JULIE LANE PHOTO |  Irrigation Committee member Robert Grosbard, along with several other colleagues, wants to speed the process of making recommendations to the Town Board.
JULIE LANE PHOTO |
Irrigation Committee member Robert Grosbard, along with several other colleagues, wants to speed the process of making recommendations to the Town Board.

The ban on new irrigation systems should remain the law.

That’s according to the town’s Irrigation Committee, which met Thursday, May 8 and decided that’s what their recommendation to the Town Board would be in a report they will present in July.

The members were also in agreement that those who currently have the sprinkler systems can’t extend them and they must be updated, providing timers and rain sensors that override the timers during inclement weather.

Also, those who have upgraded systems would have re-certify them annually and pay a fee each year to help offset the costs of enforcing a revised code. This would include a method of auditing water use and inspecting systems on a regular basis to ensure they’re operating efficiently.

The Irrigation Committee was set up in response to a Town Board-imposed moratorium on a law set to kick in last September 1 regulating in-ground sprinkler systems on the Island. Passed originally in 2003, that law banned the installation of new systems to prevent droughts, but grandfathered in systems already in place. The law stipulated that by September 2013 all systems would have to be inoperable. Coming up to the deadline in August 2013, and hearing some heated exchanges, the board voted for the moratorium and to form a committee to further study the issue.

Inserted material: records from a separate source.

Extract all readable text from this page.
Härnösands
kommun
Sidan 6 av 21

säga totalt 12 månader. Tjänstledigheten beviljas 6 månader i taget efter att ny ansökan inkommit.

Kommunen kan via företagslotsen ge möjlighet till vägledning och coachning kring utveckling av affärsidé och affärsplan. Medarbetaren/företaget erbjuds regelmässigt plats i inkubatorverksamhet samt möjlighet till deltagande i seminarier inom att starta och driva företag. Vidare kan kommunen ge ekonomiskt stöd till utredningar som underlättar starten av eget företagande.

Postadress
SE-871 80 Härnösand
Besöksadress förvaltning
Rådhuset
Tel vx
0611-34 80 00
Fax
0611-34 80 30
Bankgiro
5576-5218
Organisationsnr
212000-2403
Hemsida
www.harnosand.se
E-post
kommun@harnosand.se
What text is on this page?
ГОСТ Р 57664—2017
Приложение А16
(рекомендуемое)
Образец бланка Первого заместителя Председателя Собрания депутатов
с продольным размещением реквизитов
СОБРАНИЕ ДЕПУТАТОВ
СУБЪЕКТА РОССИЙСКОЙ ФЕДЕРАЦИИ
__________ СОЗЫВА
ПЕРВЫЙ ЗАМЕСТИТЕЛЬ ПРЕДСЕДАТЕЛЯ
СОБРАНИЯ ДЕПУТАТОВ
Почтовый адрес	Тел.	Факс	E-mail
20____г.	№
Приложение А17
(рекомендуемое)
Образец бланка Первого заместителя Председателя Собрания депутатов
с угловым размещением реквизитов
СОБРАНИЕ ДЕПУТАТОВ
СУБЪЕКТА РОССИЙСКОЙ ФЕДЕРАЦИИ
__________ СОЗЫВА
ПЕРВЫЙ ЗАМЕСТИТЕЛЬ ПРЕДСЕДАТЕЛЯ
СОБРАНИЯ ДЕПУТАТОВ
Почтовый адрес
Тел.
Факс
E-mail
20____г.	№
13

Those general agreements by the committee last week were not arrived at easily. It was clear that several members view their charge differently than Chairman Thom Milton, who is an attorney. Mr. Milton expressed a concern that the Town Board must craft a law that can withstand court challenges.

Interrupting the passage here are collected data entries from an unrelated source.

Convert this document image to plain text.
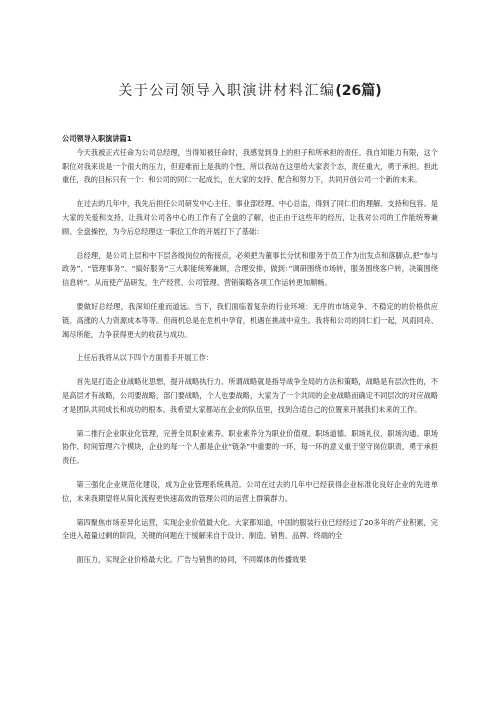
关于公司领导入职演讲材料汇编(26篇)

公司领导入职演讲篇1

今天我被正式任命为公司总经理，当得知被任命时，我感觉到身上的担子和所承担的责任。我自知能力有限，这个职位对我来说是一个很大的压力，但迎难而上是我的个性，所以我站在这里给大家表个态，责任重大，勇于承担。担此重任，我的目标只有一个：和公司的同仁一起成长，在大家的支持、配合和努力下，共同开创公司一个新的未来。

在过去的几年中，我先后担任公司研发中心主任、事业部经理、中心总监，得到了同仁们的理解、支持和包容。是大家的关爱和支持，让我对公司各中心的工作有了全盘的了解，也正由于这些年的经历，让我对公司的工作能统筹兼顾、全盘操控，为今后总经理这一职位工作的开展打下了基础：

总经理，是公司上层和中下层各级岗位的衔接点，必须把为董事长分忧和服务于员工作为出发点和落脚点,把“参与政务”、“管理事务”、“搞好服务”三大职能统筹兼顾，合理安排，做到：”调研围绕市场转，服务围绕客户转，决策围绕信息转”。从而使产品研发，生产经营、公司管理、营销策略各项工作运转更加顺畅。

要做好总经理，我深知任重而道远。当下，我们面临着复杂的行业环境：无序的市场竞争、不稳定的的价格供应链、高涨的人力资源成本等等。但商机总是在危机中孕育，机遇在挑战中竞生。我将和公司的同仁们一起，风雨同舟、竭尽所能，力争获得更大的收获与成功。

上任后我将从以下四个方面着手开展工作：

首先是打造企业战略化思想，提升战略执行力。所谓战略就是指导战争全局的方法和策略，战略是有层次性的，不是高层才有战略，公司要战略，部门要战略，个人也要战略，大家为了一个共同的企业战略而确定不同层次的对应战略才是团队共同成长和成功的根本。我希望大家都站在企业的队伍里，找到合适自己的位置来开展我们未来的工作。

第二推行企业职业化管理，完善全员职业素养。职业素养分为职业价值观、职场道德、职场礼仪、职场沟通、职场协作、时间管理六个模块，企业的每一个人都是企业“链条”中重要的一环，每一环的意义重于坚守岗位职责，勇于承担责任。

第三强化企业规范化建设，成为企业管理系统典范。公司在过去的几年中已经获得企业标准化良好企业的先进单位，未来我期望将从简化流程更快速高效的管理公司的运营上群策群力。

第四聚焦市场差异化运营，实现企业价值最大化。大家都知道，中国的服装行业已经经过了20多年的产业积累，完全进入超量过剩的阶段，关键的问题在于缓解来自于设计、制造、销售、品牌、终端的全

面压力，实现企业价格最大化。广告与销售的协同，不同媒体的传播效果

“Thom, you’re thinking like a lawyer,” said committee member Mary Wilson.

Other members agreed, saying that their charge was to provide recommendations that would protect the Island’s aquifer without trying to guess what a court might uphold.

Much of the discussion dealt with issues previously addressed, without seeming to reach any consensus until Robert Grosbard pushed his colleagues to begin the process of making recommendations to the board.

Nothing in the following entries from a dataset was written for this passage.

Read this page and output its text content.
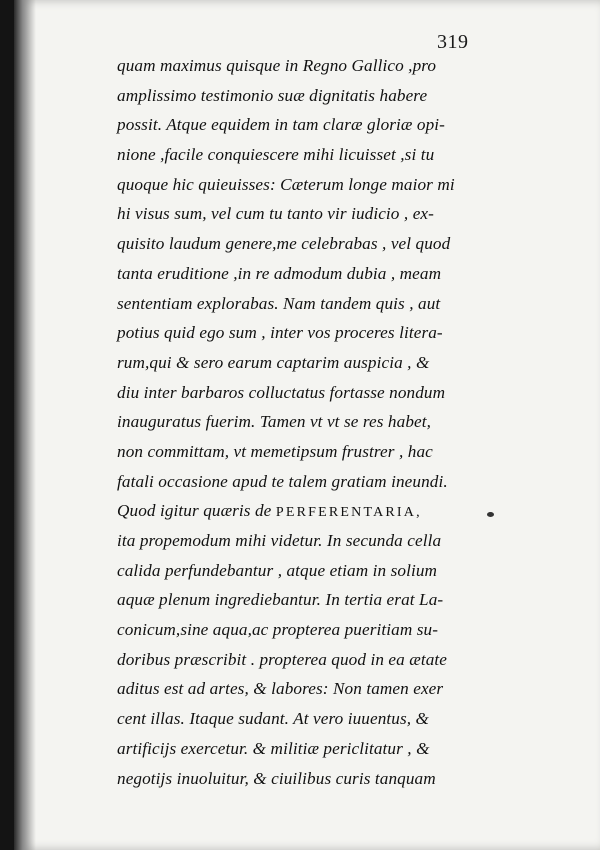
319
quam maximus quisque in Regno Gallico ,pro
amplissimo testimonio suæ dignitatis habere
possit. Atque equidem in tam claræ gloriæ opi-
nione ,facile conquiescere mihi licuisset ,si tu
quoque hic quieuisses: Cæterum longe maior mi
hi visus sum, vel cum tu tanto vir iudicio , ex-
quisito laudum genere,me celebrabas , vel quod
tanta eruditione ,in re admodum dubia , meam
sententiam explorabas. Nam tandem quis , aut
potius quid ego sum , inter vos proceres litera-
rum,qui & sero earum captarim auspicia , &
diu inter barbaros colluctatus fortasse nondum
inauguratus fuerim. Tamen vt vt se res habet,
non committam, vt memetipsum frustrer , hac
fatali occasione apud te talem gratiam ineundi.
Quod igitur quæris de PERFERENTARIA,
ita propemodum mihi videtur. In secunda cella
calida perfundebantur , atque etiam in solium
aquæ plenum ingrediebantur. In tertia erat La-
conicum,sine aqua,ac propterea pueritiam su-
doribus præscribit . propterea quod in ea ætate
aditus est ad artes, & labores: Non tamen exer
cent illas. Itaque sudant. At vero iuuentus, &
artificijs exercetur. & militiæ periclitatur , &
negotijs inuoluitur, & ciuilibus curis tanquam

“At some point, we have to be done,” Ms. Wilson said. “This can’t go on forever. We’re dancing around.”

She argued that whatever restrictions might be implemented should be imposed town wide “because it does affect every one of us. This is a community issue, it’s not a property rights issue.”

Mr. Milton disagreed, saying that data doesn’t support that water quantity problems in some parts of the Island affect other parts. The committee has heard testimony from experts that even if water were to be plentiful in the Center, it wouldn’t benefit those who live in the Rams, Silver Beach or other outlying areas where problems exist.

But if restrictions are imposed on only certain sections, it will increase enforcement difficulties, Ms. Wilson argued. An employee of the building department, Ms. Wilson continued to hammer home the need for some other entity other than her department to be charged with enforcement, saying it is already “beleaguered” with work.

It’s difficult to impose restrictions on some and not all Islanders, said Councilman Paul Shepherd, the Town Board’s liaison to the committee.

Pointing out that the systems that already exist haven’t had any major adverse effect on the aquifer, Walter Richards, a landscaper, said he favors upgrades, not a ban.

After discussing various ideas and finding consensus on just a few, at Ms. Wilson’s suggestion the members agreed that each would compile a memo on what they would like to see the committee recommend and share their ideas via email with one another in an effort to come to a consensus on more recommendations at the next meeting, May 22.